If such a patient has an aorta enlarged over 4 cm or rapidly evolving, she must certainly undergo elective replacement of the aortic root before pregnancy. The teratogenic and haemorrhagic risks of long-term anticoagulant therapy may in some cases be obviated by performing valve sparing procedures or using bioprostheses, in full knowledge that a reoperation will be necessary in the future.

The problem of Marfan patients presenting abruptly with an acute type A dissection during pregnancy is more ethically and technically challenging.

Indeed, while any acute type A dissection is a highly lethal accident that requires immediate surgical treatment to save the patient’s life, the problem becomes more worrisome and complex when two lives are at stake. And an essential ethical question is raised: ‘are those two lives equivalent?’

In most instances dissection occurs during the last weeks of pregnancy.
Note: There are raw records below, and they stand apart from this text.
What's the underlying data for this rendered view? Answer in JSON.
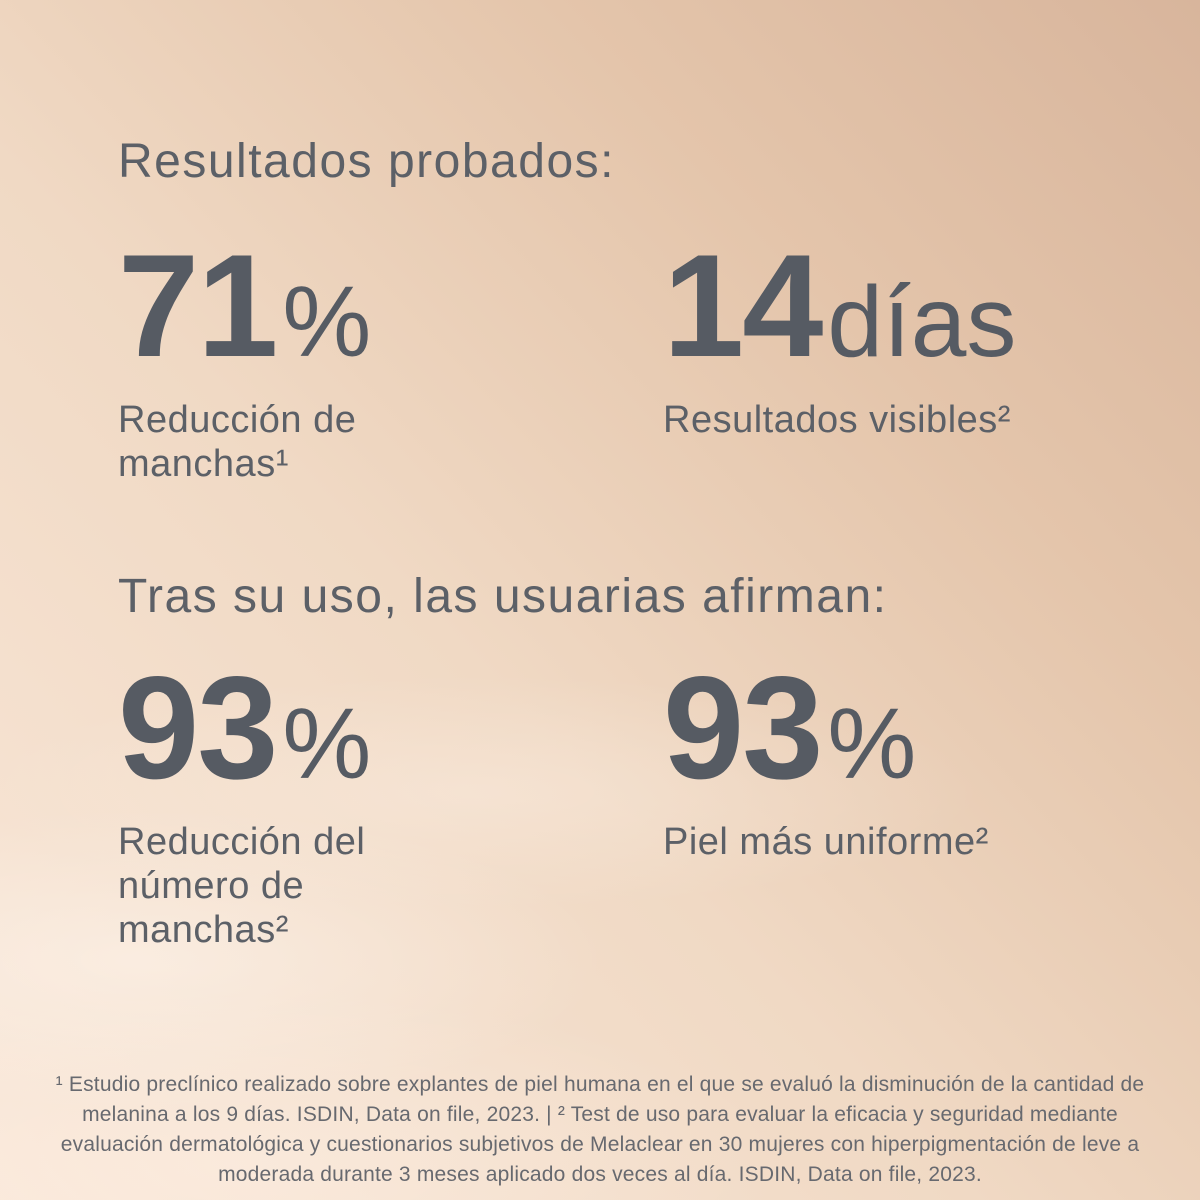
{
  "colors": {
    "text_primary": "#575c64",
    "text_footnote": "#67696f",
    "bg_gradient_dark": "#d8b59c",
    "bg_gradient_light": "#f9e7d8"
  },
  "section_proven": {
    "heading": "Resultados probados:",
    "stats": [
      {
        "value": "71",
        "unit": "%",
        "label": "Reducción de\nmanchas¹"
      },
      {
        "value": "14",
        "unit": "días",
        "label": "Resultados visibles²"
      }
    ]
  },
  "section_users": {
    "heading": "Tras su uso, las usuarias afirman:",
    "stats": [
      {
        "value": "93",
        "unit": "%",
        "label": "Reducción del\nnúmero de\nmanchas²"
      },
      {
        "value": "93",
        "unit": "%",
        "label": "Piel más uniforme²"
      }
    ]
  },
  "footnote": "¹ Estudio preclínico realizado sobre explantes de piel humana en el que se evaluó la disminución de la cantidad de melanina a los 9 días. ISDIN, Data on file, 2023. | ² Test de uso para evaluar la eficacia y seguridad mediante evaluación dermatológica y cuestionarios subjetivos de Melaclear en 30 mujeres con hiperpigmentación de leve a moderada durante 3 meses aplicado dos veces al día. ISDIN, Data on file, 2023."
}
In that case the only acceptable strategy is to perform caesarean delivery just prior to aortic surgery. This is the only way to give both mother and child the best chances to survive. This was the case in two patients in the present report. Indeed, both mothers and both children survived and had a satisfactory long-term outcome.
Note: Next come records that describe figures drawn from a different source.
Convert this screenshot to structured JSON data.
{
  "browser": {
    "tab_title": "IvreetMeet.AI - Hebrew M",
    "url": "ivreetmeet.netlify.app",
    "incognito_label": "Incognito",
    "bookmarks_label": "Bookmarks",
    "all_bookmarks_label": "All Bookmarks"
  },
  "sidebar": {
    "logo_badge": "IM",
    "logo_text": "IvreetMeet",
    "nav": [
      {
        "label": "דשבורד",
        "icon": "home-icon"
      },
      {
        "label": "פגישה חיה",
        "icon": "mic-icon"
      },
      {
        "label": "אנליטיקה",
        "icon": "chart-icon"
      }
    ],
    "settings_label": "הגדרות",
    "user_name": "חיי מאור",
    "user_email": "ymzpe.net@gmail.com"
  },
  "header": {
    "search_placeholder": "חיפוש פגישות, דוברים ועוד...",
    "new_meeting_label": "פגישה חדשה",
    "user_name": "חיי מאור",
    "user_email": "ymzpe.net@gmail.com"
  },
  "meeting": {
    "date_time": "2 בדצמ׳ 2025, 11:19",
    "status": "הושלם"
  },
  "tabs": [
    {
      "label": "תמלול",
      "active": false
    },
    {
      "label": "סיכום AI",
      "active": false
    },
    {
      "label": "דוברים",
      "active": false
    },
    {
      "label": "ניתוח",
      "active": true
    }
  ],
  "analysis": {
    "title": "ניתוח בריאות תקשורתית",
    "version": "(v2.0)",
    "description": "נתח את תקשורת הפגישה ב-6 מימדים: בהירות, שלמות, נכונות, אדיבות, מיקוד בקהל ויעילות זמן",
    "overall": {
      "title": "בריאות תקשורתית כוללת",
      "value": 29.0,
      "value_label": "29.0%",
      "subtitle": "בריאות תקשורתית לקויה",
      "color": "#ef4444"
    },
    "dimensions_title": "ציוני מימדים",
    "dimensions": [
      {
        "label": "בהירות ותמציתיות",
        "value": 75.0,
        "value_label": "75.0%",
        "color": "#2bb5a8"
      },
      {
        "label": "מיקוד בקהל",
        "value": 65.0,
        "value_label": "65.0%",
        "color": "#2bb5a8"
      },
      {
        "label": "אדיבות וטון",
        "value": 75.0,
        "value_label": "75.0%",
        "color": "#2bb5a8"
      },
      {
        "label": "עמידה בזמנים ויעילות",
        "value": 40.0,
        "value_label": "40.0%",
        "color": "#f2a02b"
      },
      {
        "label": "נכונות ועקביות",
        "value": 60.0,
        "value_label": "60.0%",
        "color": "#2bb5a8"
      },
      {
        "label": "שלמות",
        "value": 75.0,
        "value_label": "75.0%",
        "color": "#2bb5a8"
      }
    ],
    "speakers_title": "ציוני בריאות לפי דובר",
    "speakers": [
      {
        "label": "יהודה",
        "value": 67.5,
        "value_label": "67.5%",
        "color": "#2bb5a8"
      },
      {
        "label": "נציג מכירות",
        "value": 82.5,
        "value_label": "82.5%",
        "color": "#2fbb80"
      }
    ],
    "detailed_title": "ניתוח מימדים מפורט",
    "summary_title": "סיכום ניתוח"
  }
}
Conversely, electing natural vaginal delivery in presence of acute dissection, as in one case reported here, is certainly erroneous. The important haemodynamical stress entailed by natural delivery, even under epidural anaesthesia and with the aid of forceps, represents undoubtedly a major danger of aortic rupture, tamponnade or extension of the dissecting process. Such a choice could even be considered as malpractice should the mother’s condition suddenly deteriorate during delivery.

The most delicate situation is encountered when acute dissection occurs before the 26th week of pregnancy with a non-viable foetus, implying that any caesarean section would result into foetal death.
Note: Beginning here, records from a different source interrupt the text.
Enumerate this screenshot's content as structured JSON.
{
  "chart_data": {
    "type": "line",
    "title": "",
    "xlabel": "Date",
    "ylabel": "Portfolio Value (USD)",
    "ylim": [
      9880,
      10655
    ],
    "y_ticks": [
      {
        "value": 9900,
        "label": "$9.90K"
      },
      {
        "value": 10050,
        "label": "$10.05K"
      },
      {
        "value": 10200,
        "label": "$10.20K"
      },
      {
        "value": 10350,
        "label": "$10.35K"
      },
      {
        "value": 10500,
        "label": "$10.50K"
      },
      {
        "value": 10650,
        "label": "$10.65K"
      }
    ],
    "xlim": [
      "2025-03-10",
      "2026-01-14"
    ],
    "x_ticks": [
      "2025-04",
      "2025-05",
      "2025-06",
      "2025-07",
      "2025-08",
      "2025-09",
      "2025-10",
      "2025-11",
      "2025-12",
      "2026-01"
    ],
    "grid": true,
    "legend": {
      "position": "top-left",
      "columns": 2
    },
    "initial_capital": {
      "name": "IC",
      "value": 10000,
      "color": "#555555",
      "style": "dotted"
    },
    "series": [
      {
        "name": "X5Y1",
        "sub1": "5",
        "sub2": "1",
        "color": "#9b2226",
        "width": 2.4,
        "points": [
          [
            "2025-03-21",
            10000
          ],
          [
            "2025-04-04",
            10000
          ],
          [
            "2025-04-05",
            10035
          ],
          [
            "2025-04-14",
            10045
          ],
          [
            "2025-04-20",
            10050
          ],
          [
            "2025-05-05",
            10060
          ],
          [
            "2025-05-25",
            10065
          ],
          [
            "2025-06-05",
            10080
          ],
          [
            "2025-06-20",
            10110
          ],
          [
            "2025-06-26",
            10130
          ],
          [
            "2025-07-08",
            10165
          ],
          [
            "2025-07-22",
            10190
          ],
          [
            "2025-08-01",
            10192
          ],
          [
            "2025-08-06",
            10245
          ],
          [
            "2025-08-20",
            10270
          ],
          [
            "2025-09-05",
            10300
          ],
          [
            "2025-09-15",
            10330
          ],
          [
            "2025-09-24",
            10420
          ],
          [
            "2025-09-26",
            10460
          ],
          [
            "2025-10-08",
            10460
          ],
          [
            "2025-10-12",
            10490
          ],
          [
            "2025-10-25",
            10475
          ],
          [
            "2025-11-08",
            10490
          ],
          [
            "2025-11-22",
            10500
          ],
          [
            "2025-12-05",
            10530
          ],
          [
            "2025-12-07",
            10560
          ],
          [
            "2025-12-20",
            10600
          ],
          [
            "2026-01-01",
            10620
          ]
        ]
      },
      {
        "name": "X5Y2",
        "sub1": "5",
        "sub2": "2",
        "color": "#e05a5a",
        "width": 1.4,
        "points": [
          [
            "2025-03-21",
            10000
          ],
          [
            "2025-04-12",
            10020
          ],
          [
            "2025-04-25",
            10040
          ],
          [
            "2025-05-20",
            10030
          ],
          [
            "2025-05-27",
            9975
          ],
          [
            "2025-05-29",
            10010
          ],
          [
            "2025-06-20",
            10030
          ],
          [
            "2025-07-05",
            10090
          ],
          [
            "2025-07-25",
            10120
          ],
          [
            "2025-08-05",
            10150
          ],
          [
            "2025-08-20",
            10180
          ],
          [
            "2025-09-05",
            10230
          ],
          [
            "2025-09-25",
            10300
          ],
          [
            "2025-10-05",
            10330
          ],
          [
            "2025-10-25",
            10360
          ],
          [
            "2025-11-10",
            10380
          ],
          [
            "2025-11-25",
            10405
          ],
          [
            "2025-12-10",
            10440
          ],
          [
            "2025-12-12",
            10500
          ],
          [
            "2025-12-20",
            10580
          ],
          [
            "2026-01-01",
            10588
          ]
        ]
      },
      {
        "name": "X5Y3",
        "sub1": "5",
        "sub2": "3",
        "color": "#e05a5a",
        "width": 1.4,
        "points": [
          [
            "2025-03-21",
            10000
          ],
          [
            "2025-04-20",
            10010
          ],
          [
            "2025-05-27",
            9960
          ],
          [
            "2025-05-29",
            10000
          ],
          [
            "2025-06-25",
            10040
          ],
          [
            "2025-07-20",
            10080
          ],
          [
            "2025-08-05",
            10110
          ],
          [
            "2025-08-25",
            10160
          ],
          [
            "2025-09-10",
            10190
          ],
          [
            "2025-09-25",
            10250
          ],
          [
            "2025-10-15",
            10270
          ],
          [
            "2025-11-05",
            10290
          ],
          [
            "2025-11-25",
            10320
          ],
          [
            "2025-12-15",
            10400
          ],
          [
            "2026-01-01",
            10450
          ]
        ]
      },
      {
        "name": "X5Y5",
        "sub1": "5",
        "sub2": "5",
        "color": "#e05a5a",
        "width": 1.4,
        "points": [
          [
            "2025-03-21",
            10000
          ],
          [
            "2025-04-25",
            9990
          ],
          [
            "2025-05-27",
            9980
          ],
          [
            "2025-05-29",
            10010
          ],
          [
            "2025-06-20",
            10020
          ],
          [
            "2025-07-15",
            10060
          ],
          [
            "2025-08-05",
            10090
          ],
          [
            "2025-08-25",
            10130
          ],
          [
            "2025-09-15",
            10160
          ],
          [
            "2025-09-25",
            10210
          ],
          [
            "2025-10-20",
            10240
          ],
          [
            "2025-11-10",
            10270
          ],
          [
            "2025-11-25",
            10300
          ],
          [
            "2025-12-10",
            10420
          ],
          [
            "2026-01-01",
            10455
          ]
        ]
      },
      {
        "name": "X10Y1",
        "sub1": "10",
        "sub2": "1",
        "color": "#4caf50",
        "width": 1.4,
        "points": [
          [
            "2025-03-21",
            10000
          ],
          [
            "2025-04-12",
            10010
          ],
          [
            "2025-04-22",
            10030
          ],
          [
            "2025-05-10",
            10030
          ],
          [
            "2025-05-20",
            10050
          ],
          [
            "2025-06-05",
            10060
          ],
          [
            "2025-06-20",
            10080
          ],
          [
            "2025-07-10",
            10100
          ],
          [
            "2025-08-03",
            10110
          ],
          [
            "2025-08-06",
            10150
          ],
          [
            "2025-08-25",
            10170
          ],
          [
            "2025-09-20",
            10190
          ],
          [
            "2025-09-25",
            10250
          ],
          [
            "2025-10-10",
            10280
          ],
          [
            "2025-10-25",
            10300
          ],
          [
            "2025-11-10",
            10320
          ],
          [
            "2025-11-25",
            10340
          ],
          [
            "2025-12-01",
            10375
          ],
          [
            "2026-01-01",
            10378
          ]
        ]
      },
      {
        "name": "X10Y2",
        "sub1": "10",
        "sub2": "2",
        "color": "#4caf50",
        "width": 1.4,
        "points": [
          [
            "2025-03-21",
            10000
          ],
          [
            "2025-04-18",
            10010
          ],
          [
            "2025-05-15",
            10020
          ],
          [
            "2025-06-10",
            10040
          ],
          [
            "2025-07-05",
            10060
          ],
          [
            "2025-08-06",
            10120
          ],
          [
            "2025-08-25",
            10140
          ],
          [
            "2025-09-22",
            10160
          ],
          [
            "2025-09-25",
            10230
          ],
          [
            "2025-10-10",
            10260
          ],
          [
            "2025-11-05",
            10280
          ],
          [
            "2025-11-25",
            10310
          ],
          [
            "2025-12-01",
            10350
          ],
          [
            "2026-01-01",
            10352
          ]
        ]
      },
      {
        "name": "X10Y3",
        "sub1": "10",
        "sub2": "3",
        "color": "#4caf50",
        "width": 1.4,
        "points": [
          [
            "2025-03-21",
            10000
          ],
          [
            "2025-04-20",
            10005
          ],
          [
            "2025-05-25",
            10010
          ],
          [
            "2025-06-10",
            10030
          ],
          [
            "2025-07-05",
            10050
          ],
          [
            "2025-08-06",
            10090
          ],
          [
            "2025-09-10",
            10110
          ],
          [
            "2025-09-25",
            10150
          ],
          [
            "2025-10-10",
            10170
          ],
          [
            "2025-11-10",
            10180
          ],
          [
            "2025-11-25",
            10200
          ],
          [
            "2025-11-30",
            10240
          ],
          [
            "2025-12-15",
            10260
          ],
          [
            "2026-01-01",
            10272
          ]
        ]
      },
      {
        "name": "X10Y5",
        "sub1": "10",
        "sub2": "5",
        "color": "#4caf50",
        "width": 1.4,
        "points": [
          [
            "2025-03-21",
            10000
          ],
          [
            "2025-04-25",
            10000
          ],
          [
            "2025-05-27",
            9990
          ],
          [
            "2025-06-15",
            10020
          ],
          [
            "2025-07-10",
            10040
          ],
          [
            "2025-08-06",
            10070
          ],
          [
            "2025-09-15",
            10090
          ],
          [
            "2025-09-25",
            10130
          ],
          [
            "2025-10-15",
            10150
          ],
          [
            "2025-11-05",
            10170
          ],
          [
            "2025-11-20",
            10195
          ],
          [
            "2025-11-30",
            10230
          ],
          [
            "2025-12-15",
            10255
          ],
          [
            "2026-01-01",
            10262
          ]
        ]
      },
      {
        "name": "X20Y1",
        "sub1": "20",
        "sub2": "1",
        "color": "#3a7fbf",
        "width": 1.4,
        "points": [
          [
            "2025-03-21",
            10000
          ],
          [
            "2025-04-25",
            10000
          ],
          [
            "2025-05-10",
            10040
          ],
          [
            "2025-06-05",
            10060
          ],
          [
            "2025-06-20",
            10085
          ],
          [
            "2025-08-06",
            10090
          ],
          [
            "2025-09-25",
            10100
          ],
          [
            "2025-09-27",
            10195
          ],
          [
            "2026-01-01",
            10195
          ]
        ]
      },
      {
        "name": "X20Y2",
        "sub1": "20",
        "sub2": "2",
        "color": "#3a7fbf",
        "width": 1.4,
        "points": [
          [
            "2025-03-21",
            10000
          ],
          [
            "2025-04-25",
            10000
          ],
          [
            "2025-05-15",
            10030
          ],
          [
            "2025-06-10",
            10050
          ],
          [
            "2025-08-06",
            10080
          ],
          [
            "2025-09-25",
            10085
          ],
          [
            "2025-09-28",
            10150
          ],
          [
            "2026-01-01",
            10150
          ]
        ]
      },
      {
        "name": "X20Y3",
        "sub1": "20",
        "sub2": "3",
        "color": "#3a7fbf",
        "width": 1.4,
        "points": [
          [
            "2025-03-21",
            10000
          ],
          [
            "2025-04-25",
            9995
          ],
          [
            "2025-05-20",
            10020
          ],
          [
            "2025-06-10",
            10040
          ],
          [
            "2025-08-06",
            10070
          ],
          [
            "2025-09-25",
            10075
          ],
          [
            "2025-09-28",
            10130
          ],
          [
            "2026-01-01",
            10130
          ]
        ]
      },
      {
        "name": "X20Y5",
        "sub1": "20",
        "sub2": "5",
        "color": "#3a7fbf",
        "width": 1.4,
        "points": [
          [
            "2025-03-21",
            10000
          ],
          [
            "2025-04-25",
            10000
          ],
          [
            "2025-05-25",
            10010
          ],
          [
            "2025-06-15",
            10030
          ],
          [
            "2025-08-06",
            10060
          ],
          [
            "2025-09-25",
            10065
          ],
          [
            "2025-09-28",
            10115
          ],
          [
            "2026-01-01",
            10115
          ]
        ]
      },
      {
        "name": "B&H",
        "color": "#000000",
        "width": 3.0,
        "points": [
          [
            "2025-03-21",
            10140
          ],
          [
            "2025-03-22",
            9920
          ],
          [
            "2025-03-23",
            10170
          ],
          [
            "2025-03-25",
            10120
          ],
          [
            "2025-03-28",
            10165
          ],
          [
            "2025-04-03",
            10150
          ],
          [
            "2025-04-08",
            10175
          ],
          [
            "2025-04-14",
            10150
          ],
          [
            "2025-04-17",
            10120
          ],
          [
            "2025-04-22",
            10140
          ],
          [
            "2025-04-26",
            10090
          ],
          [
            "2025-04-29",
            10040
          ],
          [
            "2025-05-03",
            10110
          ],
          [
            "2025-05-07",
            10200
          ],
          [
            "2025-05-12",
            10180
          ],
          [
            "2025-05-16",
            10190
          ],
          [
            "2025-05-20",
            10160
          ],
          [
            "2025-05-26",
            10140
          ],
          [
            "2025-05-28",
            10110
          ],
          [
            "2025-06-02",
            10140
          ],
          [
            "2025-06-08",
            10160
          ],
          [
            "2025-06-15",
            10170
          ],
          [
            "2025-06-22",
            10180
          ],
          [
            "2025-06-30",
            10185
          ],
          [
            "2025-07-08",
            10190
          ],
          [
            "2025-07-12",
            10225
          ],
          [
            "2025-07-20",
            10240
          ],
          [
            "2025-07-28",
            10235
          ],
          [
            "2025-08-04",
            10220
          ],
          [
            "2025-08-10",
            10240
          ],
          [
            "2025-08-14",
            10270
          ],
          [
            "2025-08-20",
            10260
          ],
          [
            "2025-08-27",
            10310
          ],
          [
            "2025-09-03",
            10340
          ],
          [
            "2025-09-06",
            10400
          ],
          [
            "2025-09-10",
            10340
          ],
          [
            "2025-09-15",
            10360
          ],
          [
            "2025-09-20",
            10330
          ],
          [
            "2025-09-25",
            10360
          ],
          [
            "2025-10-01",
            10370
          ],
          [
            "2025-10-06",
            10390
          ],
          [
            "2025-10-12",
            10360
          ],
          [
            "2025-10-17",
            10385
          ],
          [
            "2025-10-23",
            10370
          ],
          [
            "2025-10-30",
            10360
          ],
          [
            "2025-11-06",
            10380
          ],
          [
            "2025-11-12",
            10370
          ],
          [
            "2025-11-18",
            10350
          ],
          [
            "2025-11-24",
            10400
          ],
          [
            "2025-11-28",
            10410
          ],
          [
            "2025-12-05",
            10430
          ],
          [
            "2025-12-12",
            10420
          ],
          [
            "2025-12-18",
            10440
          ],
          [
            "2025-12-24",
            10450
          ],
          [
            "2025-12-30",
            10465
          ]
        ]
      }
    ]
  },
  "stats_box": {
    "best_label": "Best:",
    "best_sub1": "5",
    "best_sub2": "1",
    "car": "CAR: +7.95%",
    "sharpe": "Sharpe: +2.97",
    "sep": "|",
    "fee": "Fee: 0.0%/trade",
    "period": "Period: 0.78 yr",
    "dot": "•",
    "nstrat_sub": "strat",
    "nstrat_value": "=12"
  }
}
Probably, the best option is to undertake aortic surgery with the foetus in utero hoping that it would survive the procedure. In that case the surgical technique must take into account this highly constraining parameter and must certainly be altered as compared to the usual methods. In particular, the too frequent and useless resort to deep hypothermia associated with circulatory arrest (DHCA) must be absolutely avoided. A brief survey of the literature shows that using DHCA in pregnant patients almost always results in foetal demise or in survival with major neurologic disorders and eventual death of the child. Acute dissection can perfectly be cured at moderate hypothermia with continuous full flow perfusion, especially in Marfan patients in whom the main intimal tear is generally located in the ascending aorta. To prevent malperfusion, cannulation of the right axillary artery must absolutely be preferred to that of the femoral artery which, obviously, has resulted in foetus demise and mother’s death in one case of the present report. Even though it is not on fashion and does not quite correspond to the present ‘gold standard’ of dissection surgery, the ascending aorta may be cross-clamped and the aortic root and ascending aorta replaced under permanent full flow CPB associated with foetal monitoring. This is the only way to try getting both individuals alive and well.

Evidently, when facing the dreadful catastrophe of acute type A dissection in a young pregnant Marfan patient, we must recruit all our intellectual and technical forces and means to perform an operation resulting in a living mother and a normal baby. But, if for any technical, anatomical or pathological reason, this is not possible and a choice has to be made, all efforts must be done to preserve the mother’s life even at the costs of foetus survival. To date, at least, this has always been the attitude recommended by either the medical profession or moralists. This is particularly true when acute dissection occurs in Marfan female patients who already have a family with other children. Marfan’s syndrome is classified as an ‘orphan disease’. It becomes a double tragedy when it turns into an ‘orphan’s disease’.